Running wasn't the girliest thing I could do after all, but I did it quickly for my dorm as fast as my injured ankles would let me. The doors opened well before I got there, parting on a path to my room. I ran into the bathroom so fast I didn't even notice James and Kaa playing chess on the floor between the beds and wondered where he was when I checked his basket.

"I think I'm being paged. One moment." and the helper AI slithered inside "Oh dear..." He went into his basket and came out with a bottle, some footed pajamas and a new pawpers.

"No fussi...good kit" the snake said as I put the bottle to my lips and started sucking desperately. His eyes lit up and started to scan me, starting at my feet and working up. He very gently wrapped his coil around my ankle, moved my leg up and down a little on each leg individually, then flexed around my knees, and used a coil to press on my belly, then arms, and fingers. He sat across my belly and used his tail and head to gently press on my chin, jaw, and temples.

"Need your eyes open for a few seconds kit. Try not to blink."

I managed to keep my eyes open the second time. Kaash didn't seem to mind.

"You really should go see Miss Norveg. Should I call her?"

"Black rat, red eyes? Really sca...erm. Determined?" Kaash nodded "I think we saw enough of each other today"

He grumbled "I'm going to need your bottle for a second then" I passed it off and deliberately kept my thumb out of my muzzle. He returned to his basket and did something with it, shook the bottle, and returned it to my muzzle.

A warm feeling started creeping from my belly, spreading nicely along my limbs as the pain receded.

"Didn't need a soother..." I grumbled, but he paid me no mind, stripped my clothes off set the water pressure low and the temperature warm. A quick rinse and blowdry later he wrapped the extra thick pink pawpers around my tail I tried to lift my legs but they wouldn't move.

"It's more a muscle relaxer. And the milk started with it. What I just added was an anti concussion medicine. " Couldn't argue with results. I probably couldn't move my leg otherwise. Well I still couldn't but at least now Kaash could. The thick nighttime padding felt warm and cushy under my bottom, reminding me that I didn't need to worry about running to the bathroom to change the flimsy trainers. The bottle emptied quickly and Kaash nosed me with his head.

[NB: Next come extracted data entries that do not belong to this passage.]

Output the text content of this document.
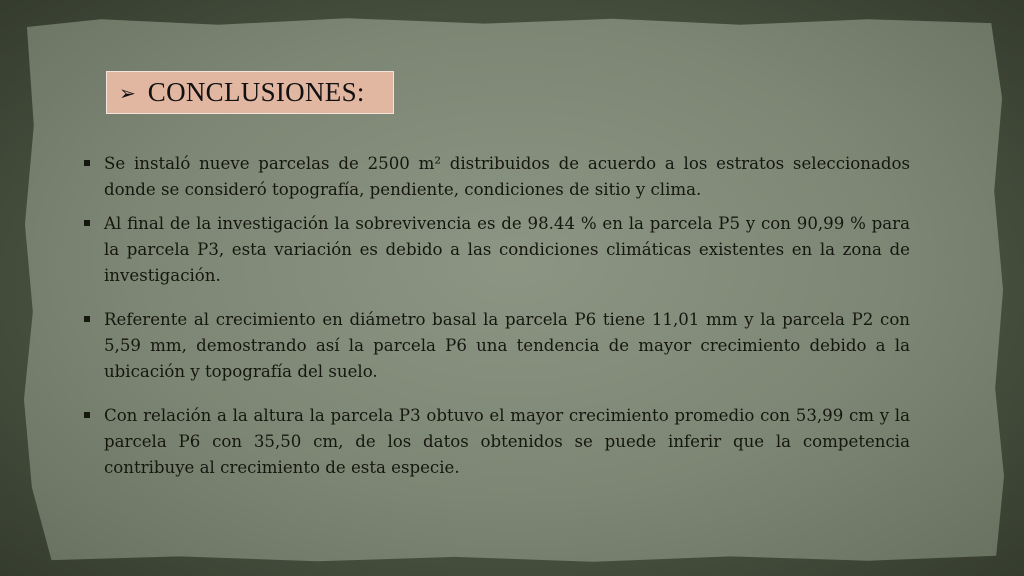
➢ CONCLUSIONES:
Se instaló nueve parcelas de 2500 m² distribuidos de acuerdo a los estratos seleccionados donde se consideró topografía, pendiente, condiciones de sitio y clima.
Al final de la investigación la sobrevivencia es de 98.44 % en la parcela P5 y con 90,99 % para la parcela P3, esta variación es debido a las condiciones climáticas existentes en la zona de investigación.
Referente al crecimiento en diámetro basal la parcela P6 tiene 11,01 mm y la parcela P2 con 5,59 mm, demostrando así la parcela P6 una tendencia de mayor crecimiento debido a la ubicación y topografía del suelo.
Con relación a la altura la parcela P3 obtuvo el mayor crecimiento promedio con 53,99 cm y la parcela P6 con 35,50 cm, de los datos obtenidos se puede inferir que la competencia contribuye al crecimiento de esta especie.
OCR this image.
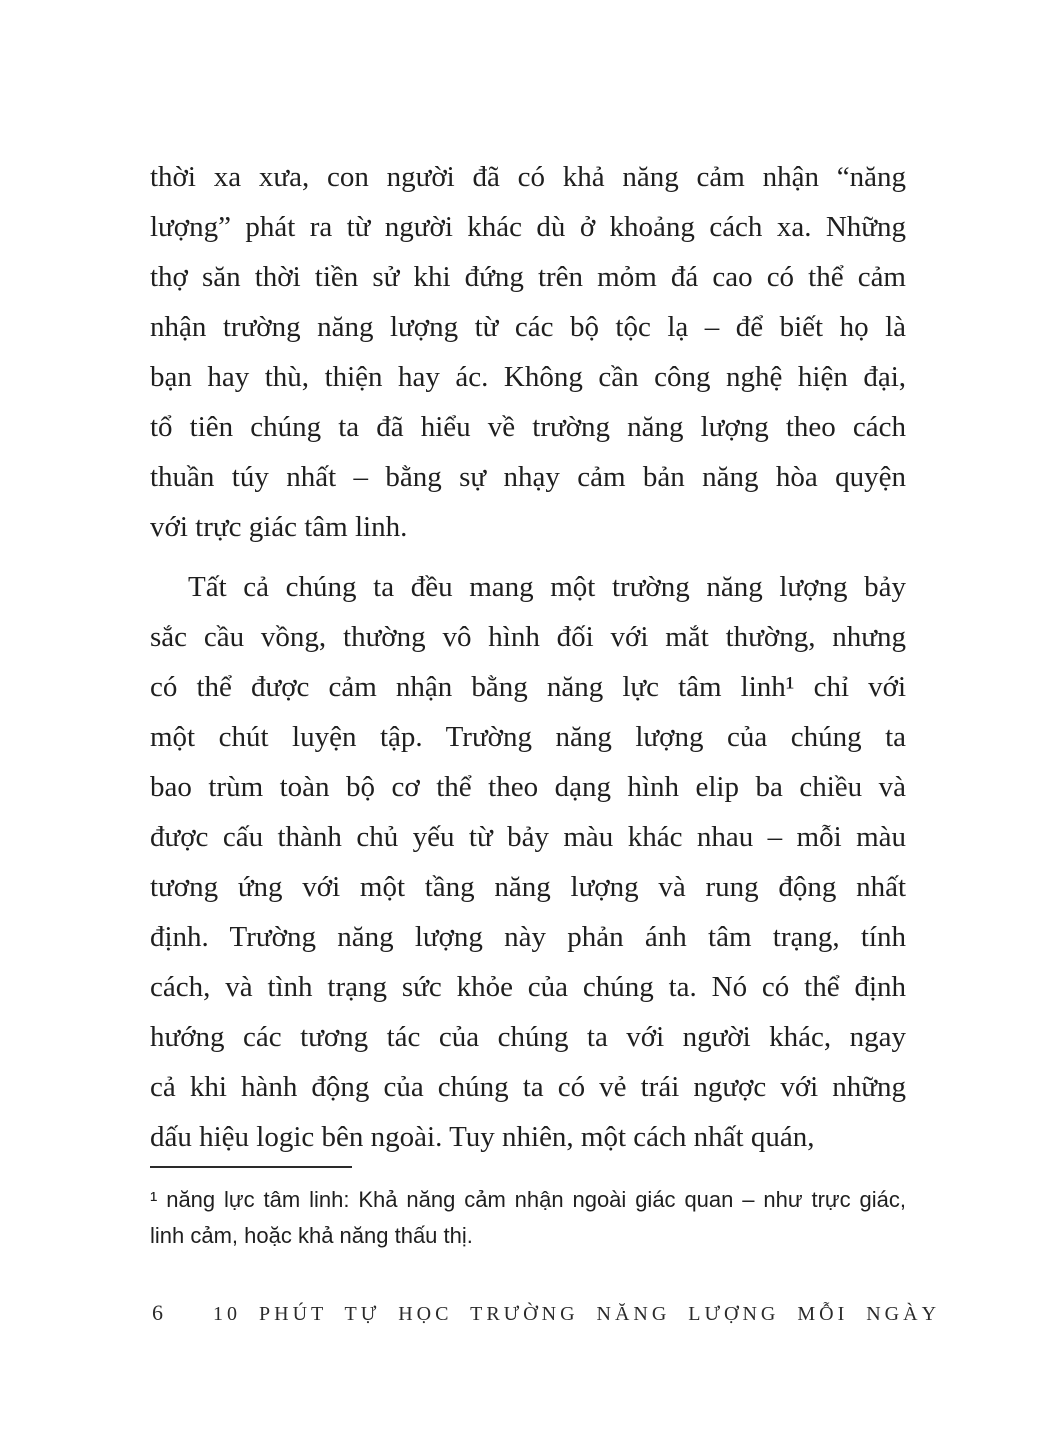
thời xa xưa, con người đã có khả năng cảm nhận “năng
lượng” phát ra từ người khác dù ở khoảng cách xa. Những
thợ săn thời tiền sử khi đứng trên mỏm đá cao có thể cảm
nhận trường năng lượng từ các bộ tộc lạ – để biết họ là
bạn hay thù, thiện hay ác. Không cần công nghệ hiện đại,
tổ tiên chúng ta đã hiểu về trường năng lượng theo cách
thuần túy nhất – bằng sự nhạy cảm bản năng hòa quyện
với trực giác tâm linh.
Tất cả chúng ta đều mang một trường năng lượng bảy
sắc cầu vồng, thường vô hình đối với mắt thường, nhưng
có thể được cảm nhận bằng năng lực tâm linh¹ chỉ với
một chút luyện tập. Trường năng lượng của chúng ta
bao trùm toàn bộ cơ thể theo dạng hình elip ba chiều và
được cấu thành chủ yếu từ bảy màu khác nhau – mỗi màu
tương ứng với một tầng năng lượng và rung động nhất
định. Trường năng lượng này phản ánh tâm trạng, tính
cách, và tình trạng sức khỏe của chúng ta. Nó có thể định
hướng các tương tác của chúng ta với người khác, ngay
cả khi hành động của chúng ta có vẻ trái ngược với những
dấu hiệu logic bên ngoài. Tuy nhiên, một cách nhất quán,
¹ năng lực tâm linh: Khả năng cảm nhận ngoài giác quan – như trực giác,
linh cảm, hoặc khả năng thấu thị.
6	10 PHÚT TỰ HỌC TRƯỜNG NĂNG LƯỢNG MỖI NGÀY
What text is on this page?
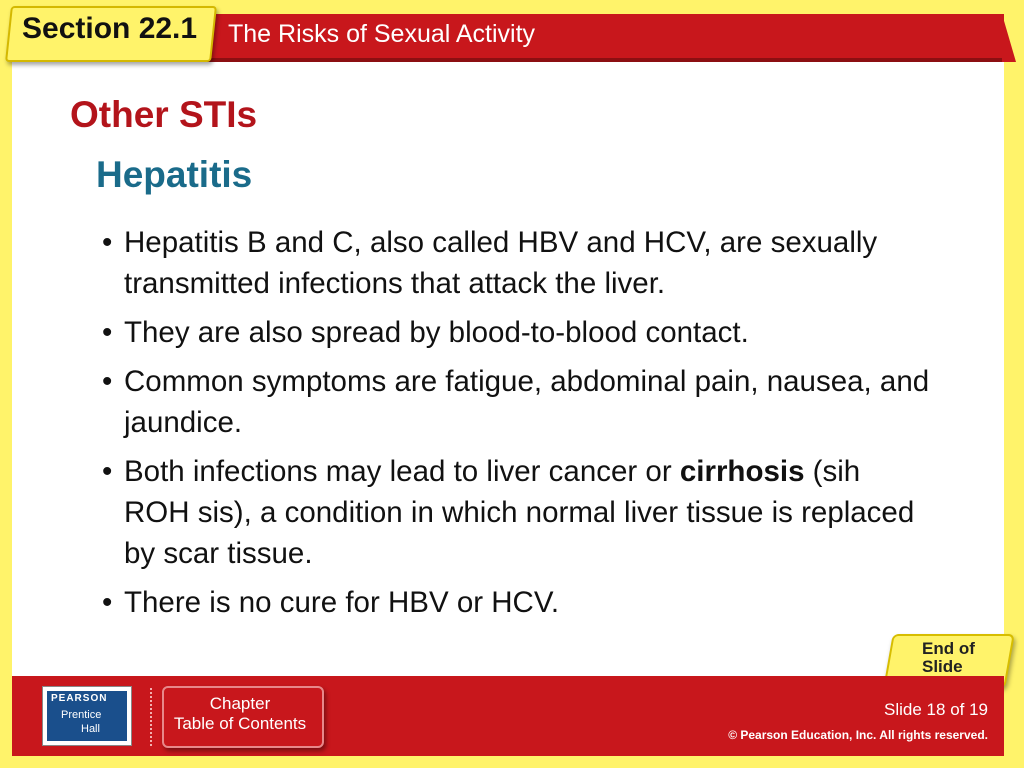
The Risks of Sexual Activity
Section 22.1
Other STIs
Hepatitis
• Hepatitis B and C, also called HBV and HCV, are sexually transmitted infections that attack the liver.
• They are also spread by blood-to-blood contact.
• Common symptoms are fatigue, abdominal pain, nausea, and jaundice.
• Both infections may lead to liver cancer or cirrhosis (sih ROH sis), a condition in which normal liver tissue is replaced by scar tissue.
• There is no cure for HBV or HCV.
End of
Slide
PEARSON
Prentice
Hall
Chapter
Table of Contents
Slide 18 of 19
© Pearson Education, Inc. All rights reserved.
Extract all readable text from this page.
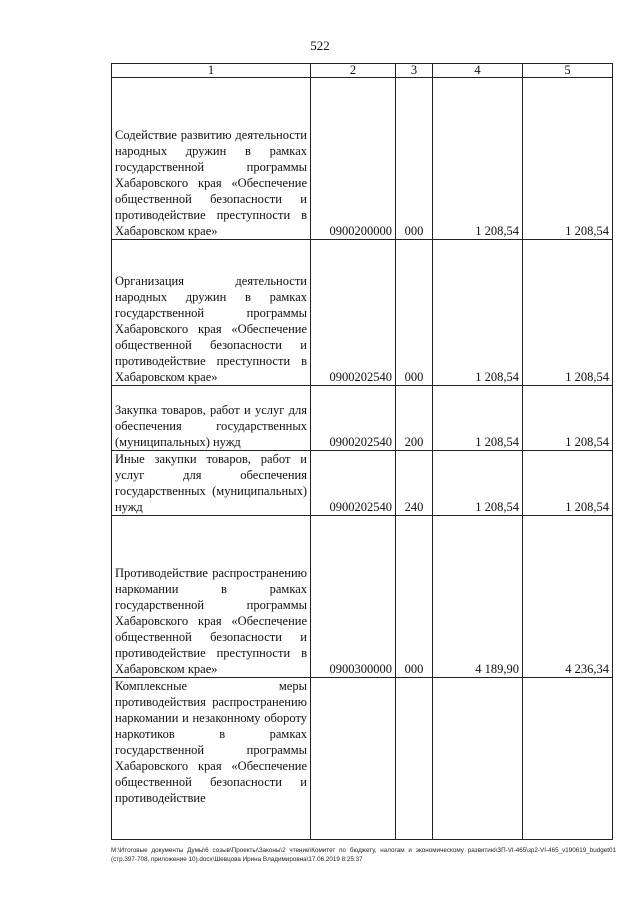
522
1	2	3	4	5
Содействие развитию деятельности народных дружин в рамках государственной программы Хабаровского края «Обеспечение общественной безопасности и противодействие преступности в Хабаровском крае»	0900200000	000	1 208,54	1 208,54
Организация деятельности народных дружин в рамках государственной программы Хабаровского края «Обеспечение общественной безопасности и противодействие преступности в Хабаровском крае»	0900202540	000	1 208,54	1 208,54
Закупка товаров, работ и услуг для обеспечения государственных (муниципальных) нужд	0900202540	200	1 208,54	1 208,54
Иные закупки товаров, работ и услуг для обеспечения государственных (муниципальных) нужд	0900202540	240	1 208,54	1 208,54
Противодействие распространению наркомании в рамках государственной программы Хабаровского края «Обеспечение общественной безопасности и противодействие преступности в Хабаровском крае»	0900300000	000	4 189,90	4 236,34
Комплексные меры противодействия распространению наркомании и незаконному обороту наркотиков в рамках государственной программы Хабаровского края «Обеспечение общественной безопасности и противодействие				
M:\Итоговые документы Думы\6 созыв\Проекты\Законы\2 чтение\Комитет по бюджету, налогам и экономическому развитию\ЗП-VI-465\зр2-VI-465_v190619_budget01 (стр.397-708, приложение 10).docx\Шевцова Ирина Владимировна\17.06.2019 8:25:37
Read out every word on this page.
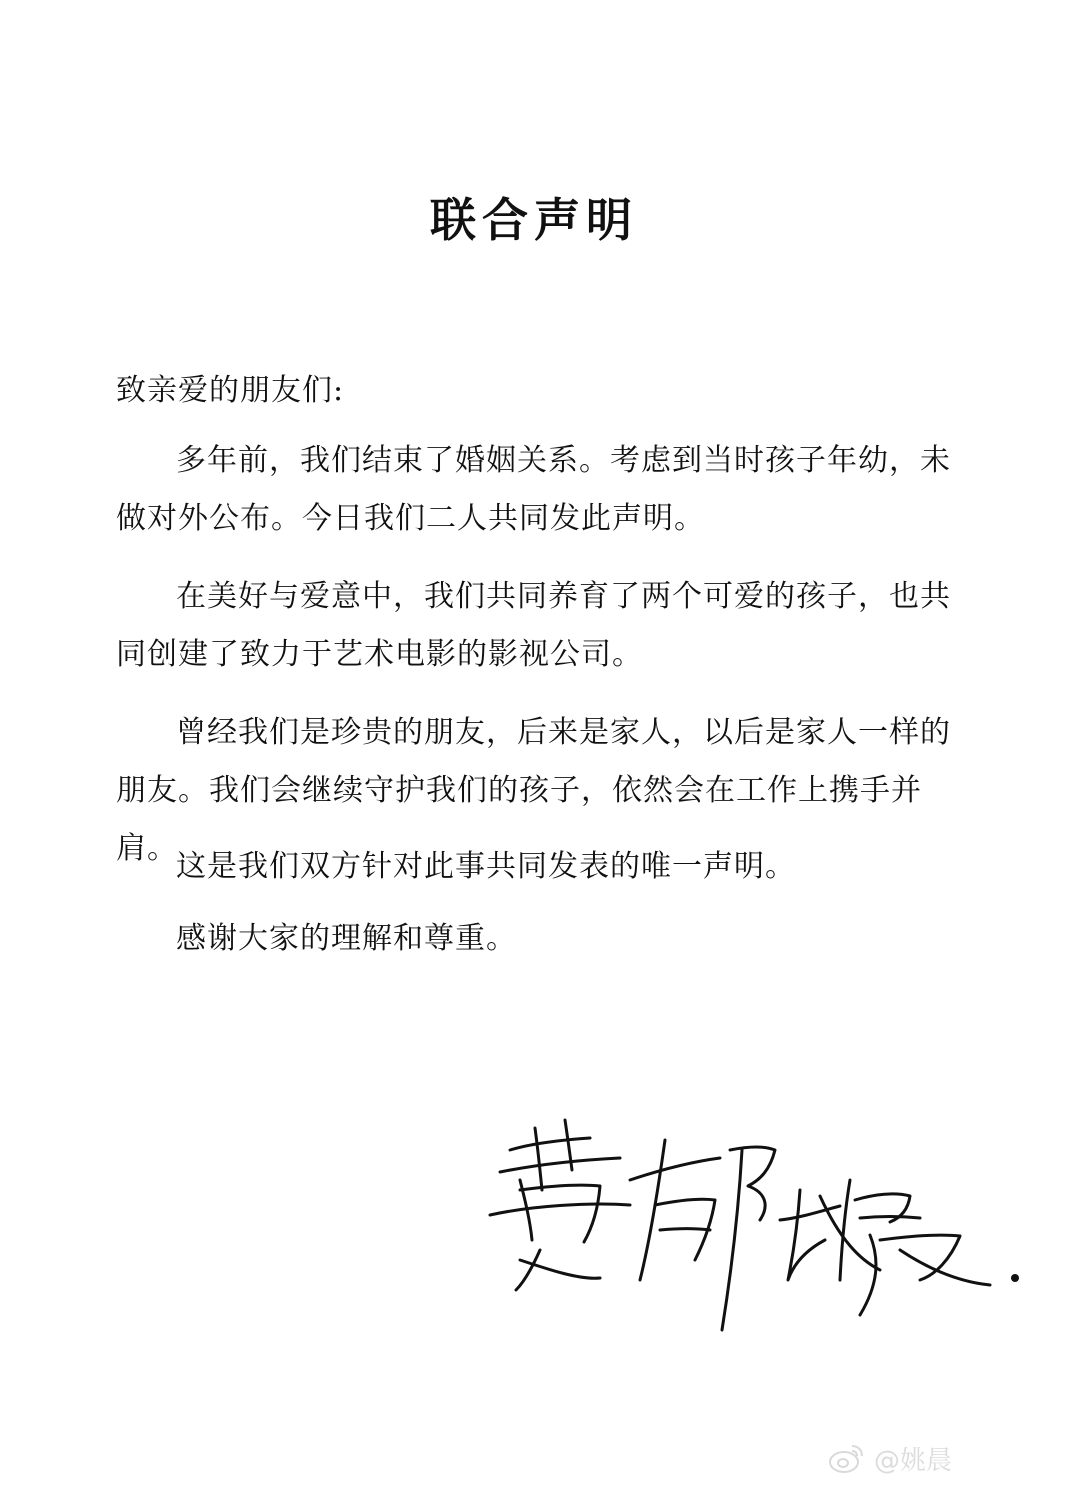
联合声明

致亲爱的朋友们:

多年前，我们结束了婚姻关系。考虑到当时孩子年幼，未做对外公布。今日我们二人共同发此声明。

在美好与爱意中，我们共同养育了两个可爱的孩子，也共同创建了致力于艺术电影的影视公司。

曾经我们是珍贵的朋友，后来是家人，以后是家人一样的朋友。我们会继续守护我们的孩子，依然会在工作上携手并肩。

这是我们双方针对此事共同发表的唯一声明。

感谢大家的理解和尊重。

@姚晨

"Can you walk to your bed?" he formed himself into a cane to help me up and slithered his way to the next room "step step pause for the rest of me step step..." every motion pulled the sleeper against me, against my bottom, reminding me of the my helplessly padded state. So why was my tail wagging?

"There you go. " he was being so nice. He even fluffed my pillow, handed me my teddy bear and tucked me in. I didn't even care if James saw.

As Kaash returned to his chess game the teddy bears eyes lit up. Dr, Ockerman wanted to talk and was calling me on the bear. In response I tossed the teddy bear down , upsetting the board. He opened his eyes, looked around at the board and in Dr. Ockerman's voice said "I... take it that's a "no" on talking to Ronan?" the bears muzzle moving in time to the words.

I held my own tail, burrowed under the covers to get as far away from this day as I could and let the day fade to black.